DCSBN Responds to Anti-CSR Letter in the Wall Street Journal
Social Responsibility Isn't CEOs' Business
Your Jan. 16 editorial "Beyond PR at BP" was correct to call attention to the folly of BP's Beyond Petroleum advertising campaign that distracted management from its core business responsibility: finding, drilling and processing oil in a safe and efficient
manner. However, the editorial failed to recognize BP's public relations effort
as part of the larger corporate social responsibility (CSR) movement that plagues big business. CEOs are under pressure to expand their companies' responsibilities beyond making money for its shareholders.BP's CSR detour was a disaster for its shareholders, workers, the environment and Lord Browne himself. BP's CSR experience illustrates that like oil and water, CSR and business profitability don't mix.
Tom Borelli, Ph.D.
Free Enterprise Action Fund
Eastchester, N.Y.
DCSBN's Response (submitted for publication on January 18, 2007):
Dr. Borelli makes a common but false assumption that social responsibility is not in the shareholder's best interest when he writes 'Social Responsibility Isn't CEOs' Business' (January 18, 2007).
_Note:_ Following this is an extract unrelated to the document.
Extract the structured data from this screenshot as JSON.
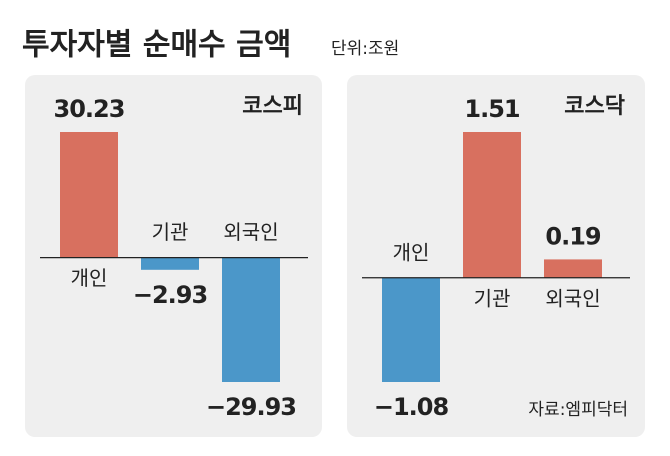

The business of business is business, as Milton Friedman famously said. Holding BP in contempt for pursuing alternative energy sources fails to recognize that any energy company that plans to be in business - and hence be around to provide a return to its shareholders over the long term - must accept the challenge of meeting the energy needs of the future. If the corporate scandals at Enron, Worldcom,
etc. have demonstrated nothing else, they have shown the folly of measuring success only on the basis of quarterly stock performance. I am sure that many investors, (not to mention former employees and customers of those companies) would have preferred management had taken a more responsible approach. And that is the CEO's responsibility and duty.